Acadia Healthcare Settles Federal Investigation for Nearly $20 Million
Acadia Healthcare, recognized as one of the largest for-profit chains of psychiatric hospitals in the United States, has reached a substantial settlement of nearly $20 million to resolve a federal investigation. This inquiry accused the company of engaging in fraudulent practices that misused taxpayer-funded health insurance programs, including Medicare and Medicaid. The announcement was made by the Justice Department on Thursday.
Federal prosecutors revealed that Acadia had a troubling pattern of holding patients in their facilities longer than medically necessary and admitting individuals who did not meet the criteria for hospitalization. According to the government’s findings, once patients were in Acadia’s care, the company frequently failed to provide adequate therapeutic services. Furthermore, the staffing levels were alarmingly low, which contributed to a dangerous environment that led to incidents of patient assaults and suicides.
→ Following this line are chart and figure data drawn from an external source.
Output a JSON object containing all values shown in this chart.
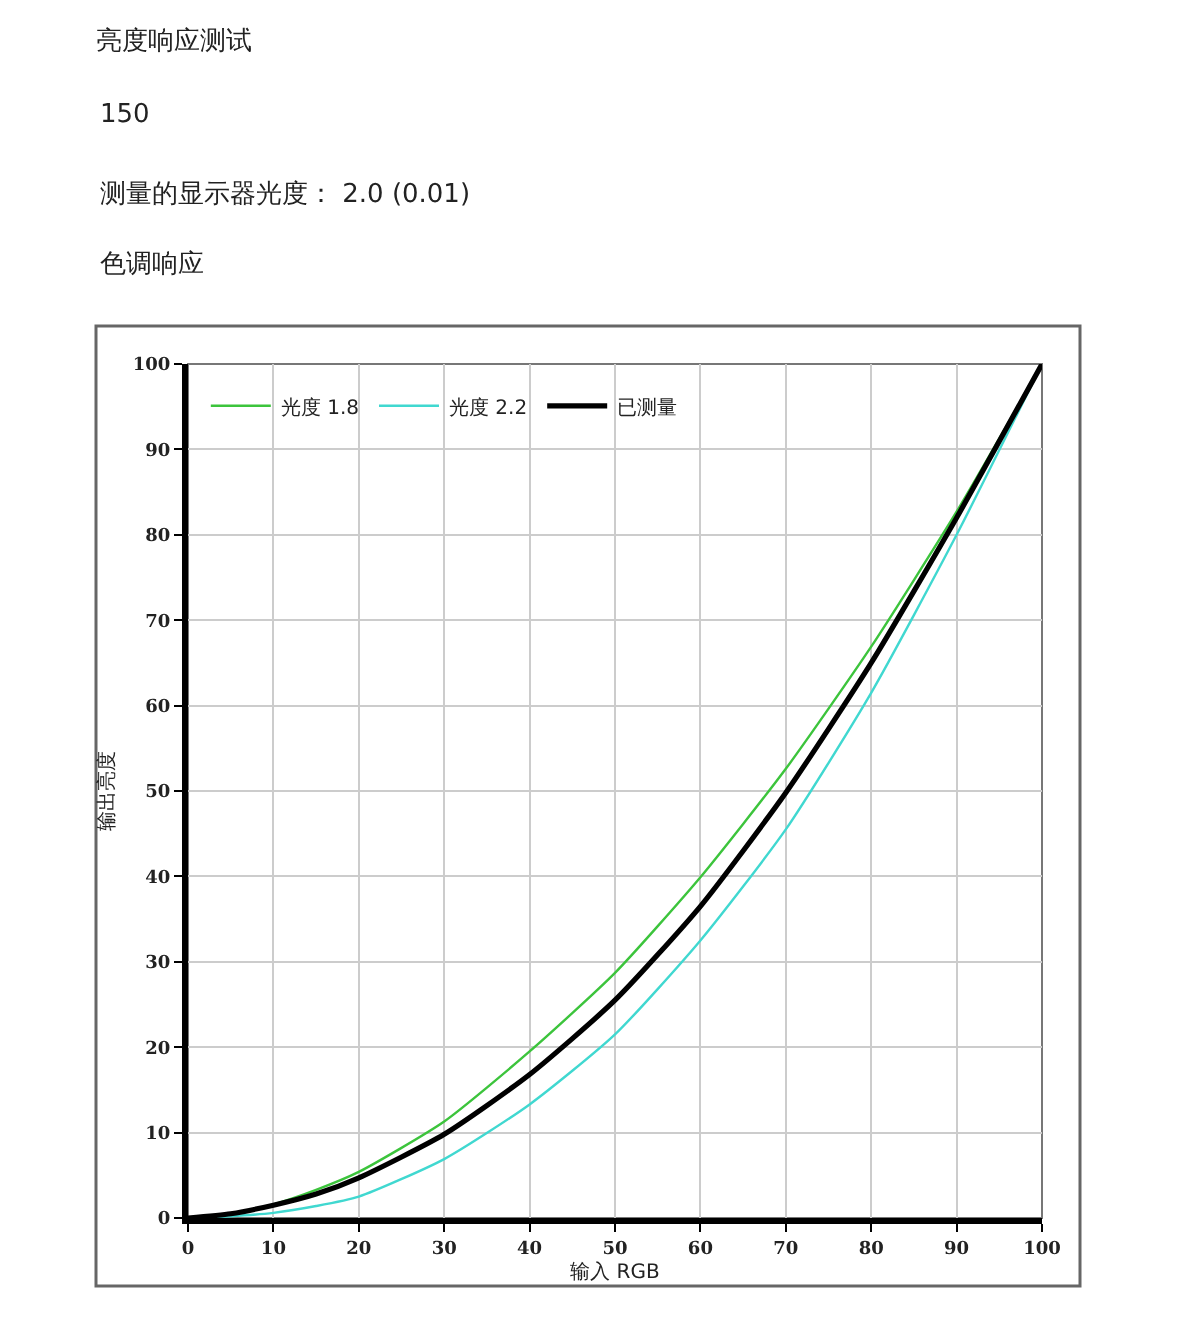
{
  "chart_data": {
    "type": "line",
    "title": "亮度响应测试",
    "annotations": [
      "150",
      "测量的显示器光度： 2.0 (0.01)",
      "色调响应"
    ],
    "xlabel": "输入 RGB",
    "ylabel": "输出亮度",
    "x": [
      0,
      5,
      10,
      15,
      20,
      30,
      40,
      50,
      60,
      70,
      80,
      90,
      100
    ],
    "series": [
      {
        "name": "光度 1.8",
        "color": "#3cc43c",
        "values": [
          0,
          0.5,
          1.6,
          3.3,
          5.4,
          11.3,
          19.5,
          28.7,
          39.9,
          52.6,
          66.9,
          82.7,
          100
        ]
      },
      {
        "name": "光度 2.2",
        "color": "#40d8d0",
        "values": [
          0,
          0.2,
          0.6,
          1.4,
          2.5,
          6.9,
          13.3,
          21.5,
          32.5,
          45.5,
          61.5,
          80,
          100
        ]
      },
      {
        "name": "已测量",
        "color": "#000000",
        "values": [
          0,
          0.5,
          1.5,
          2.8,
          4.7,
          9.8,
          16.8,
          25.5,
          36.5,
          49.8,
          65,
          82,
          100
        ]
      }
    ],
    "xlim": [
      0,
      100
    ],
    "ylim": [
      0,
      100
    ],
    "xticks": [
      0,
      10,
      20,
      30,
      40,
      50,
      60,
      70,
      80,
      90,
      100
    ],
    "yticks": [
      0,
      10,
      20,
      30,
      40,
      50,
      60,
      70,
      80,
      90,
      100
    ],
    "grid": true,
    "legend": "top left",
    "marker": "none",
    "line_style": "solid"
  }
}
As part of the settlement agreement, Acadia has committed to paying not just the federal government, but also four states: Florida, Georgia, Michigan, and Nevada. This payment aims to resolve allegations that the company had violated several state laws regarding patient care and safety.
Tim Blair, a spokesperson for Acadia, indicated that the company has been actively cooperating with the federal authorities throughout the investigation. He emphasized that Acadia does not admit any wrongdoing in this matter. Blair stated, “Resolving this investigation allows us to ensure our focus remains on providing quality care to our patients and their families.”
Acadia Healthcare operates over 50 psychiatric hospitals across the nation, with more than half of its revenue derived from government insurance programs, highlighting the significant role these funds play in the company’s operations and financial health.